Island evolution may be expected to involve fast initial morphological divergence followed by stasis. We tested this model using the dental phenotype of modern and ancient common voles (Microtus arvalis), introduced onto the Orkney archipelago (Scotland) from continental Europe some 5000 years ago. First, we investigated phenotypic divergence of Orkney and continental European populations and assessed climatic influences. Second, phenotypic differentiation among Orkney populations was tested against geography, time, and neutral genetic patterns. Finally, we examined evolutionary change along a time series for the Orkney Mainland. Molar gigantism and anterior-lobe hypertrophy evolved rapidly in Orkney voles following introduction, without any transitional forms detected. Founder events and adaptation appear to explain this initial rapid evolution. Idiosyncrasy in dental features among different island populations of Orkney voles is also likely the result of local founder events following Neolithic translocation around the archipelago. However, against our initial expectations, a second marked phenotypic shift occurred between the 4th and 12th centuries AD, associated with increased pastoral farming and introduction of competitors (mice and rats) and terrestrial predators (foxes and cats). These results indicate that human agency can generate a more complex pattern of morphological evolution than might be expected in island rodents.

Divergent evolutionary processes associated with colonization of offshore islands.

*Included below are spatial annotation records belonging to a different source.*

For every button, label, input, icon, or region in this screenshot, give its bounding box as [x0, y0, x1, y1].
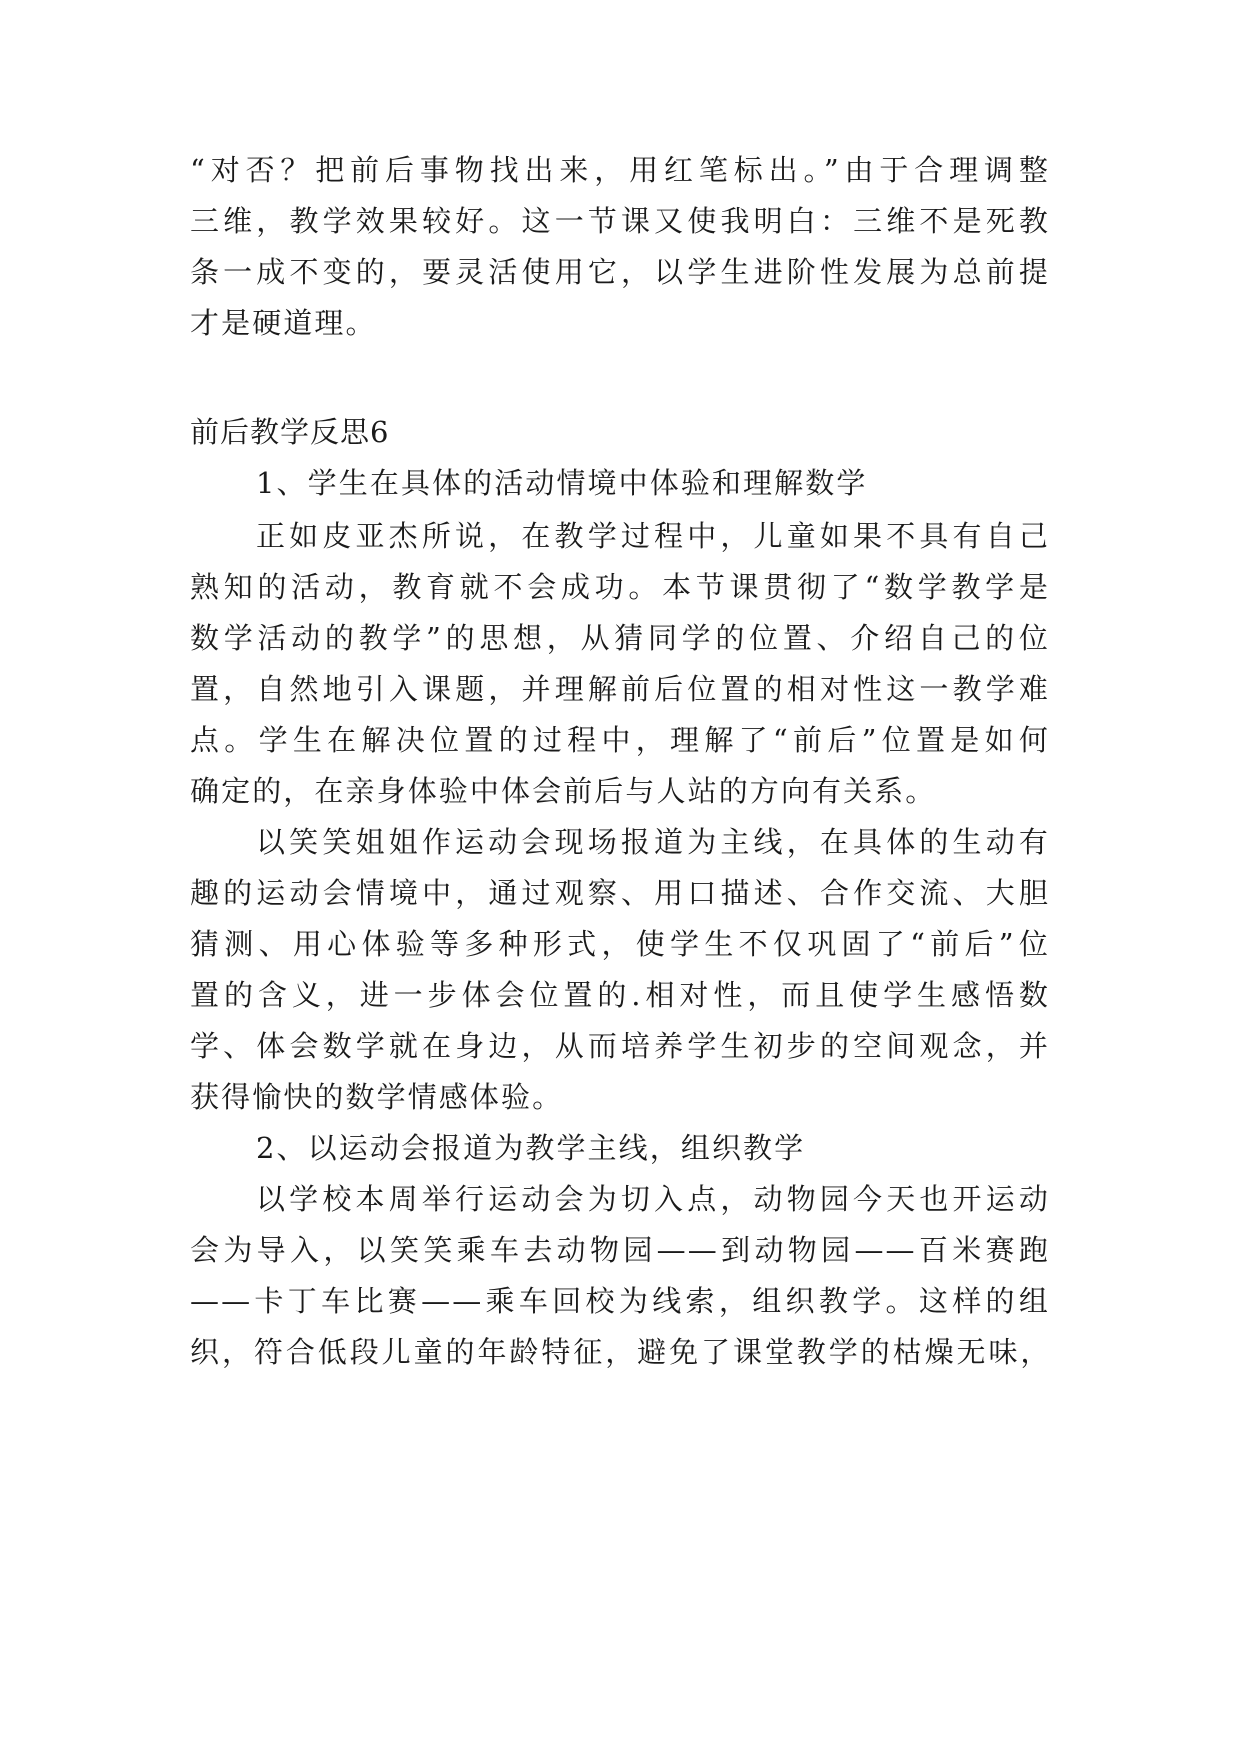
section-title: 前后教学反思6 [190, 415, 390, 449]
text-line: 数学活动的教学”的思想，从猜同学的位置、介绍自己的位 [190, 621, 1050, 655]
text-line: 学、体会数学就在身边，从而培养学生初步的空间观念，并 [190, 1029, 1050, 1063]
text-line: 条一成不变的，要灵活使用它，以学生进阶性发展为总前提 [190, 255, 1050, 289]
point-heading: 1、学生在具体的活动情境中体验和理解数学 [256, 466, 868, 500]
text-line: 三维，教学效果较好。这一节课又使我明白：三维不是死教 [190, 204, 1050, 238]
text-line: 置的含义，进一步体会位置的.相对性，而且使学生感悟数 [190, 978, 1050, 1012]
text-line: 获得愉快的数学情感体验。 [190, 1080, 564, 1114]
text-line: 会为导入，以笑笑乘车去动物园——到动物园——百米赛跑 [190, 1233, 1050, 1267]
text-line: 熟知的活动，教育就不会成功。本节课贯彻了“数学教学是 [190, 570, 1050, 604]
text-line: 确定的，在亲身体验中体会前后与人站的方向有关系。 [190, 774, 937, 808]
text-line: 置，自然地引入课题，并理解前后位置的相对性这一教学难 [190, 672, 1050, 706]
text-line: ——卡丁车比赛——乘车回校为线索，组织教学。这样的组 [190, 1284, 1050, 1318]
text-line: 才是硬道理。 [190, 306, 377, 340]
text-line: 以笑笑姐姐作运动会现场报道为主线，在具体的生动有 [256, 825, 1050, 859]
text-line: 织，符合低段儿童的年龄特征，避免了课堂教学的枯燥无味， [190, 1335, 1050, 1369]
text-line: 猜测、用心体验等多种形式，使学生不仅巩固了“前后”位 [190, 927, 1050, 961]
text-line: 正如皮亚杰所说，在教学过程中，儿童如果不具有自己 [256, 519, 1050, 553]
text-line: 点。学生在解决位置的过程中，理解了“前后”位置是如何 [190, 723, 1050, 757]
point-heading: 2、以运动会报道为教学主线，组织教学 [256, 1131, 806, 1165]
text-line: 以学校本周举行运动会为切入点，动物园今天也开运动 [256, 1182, 1050, 1216]
text-line: 趣的运动会情境中，通过观察、用口描述、合作交流、大胆 [190, 876, 1050, 910]
text-line: “对否？把前后事物找出来，用红笔标出。”由于合理调整 [190, 153, 1050, 187]
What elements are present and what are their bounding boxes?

Oceanic islands have been a test ground for evolutionary theory, but here, we focus on the possibilities for evolutionary study created by offshore islands. These can be colonized through various means and by a wide range of species, including those with low dispersal capabilities. We use morphology, modern and ancient sequences of cytochrome b (cytb) and microsatellite genotypes to examine colonization history and evolutionary change associated with occupation of the Orkney archipelago by the common vole (Microtus arvalis), a species found in continental Europe but not in Britain. Among possible colonization scenarios, our results are most consistent with human introduction at least 5100 bp (confirmed by radiocarbon dating). We used approximate Bayesian computation of population history to infer the coast of Belgium as the possible source and estimated the evolutionary timescale using a Bayesian coalescent approach. We showed substantial morphological divergence of the island populations, including a size increase presumably driven by selection and reduced microsatellite variation likely reflecting founder events and genetic drift. More surprisingly, our results suggest that a recent and widespread cytb replacement event in the continental source area purged cytb variation there, whereas the ancestral diversity is largely retained in the colonized islands as a genetic 'ark'. The replacement event in the continental M. arvalis was probably triggered by anthropogenic causes (land-use change). Our studies illustrate that small offshore islands can act as field laboratories for studying various evolutionary processes over relatively short timescales, informing about the mainland source area as well as the island.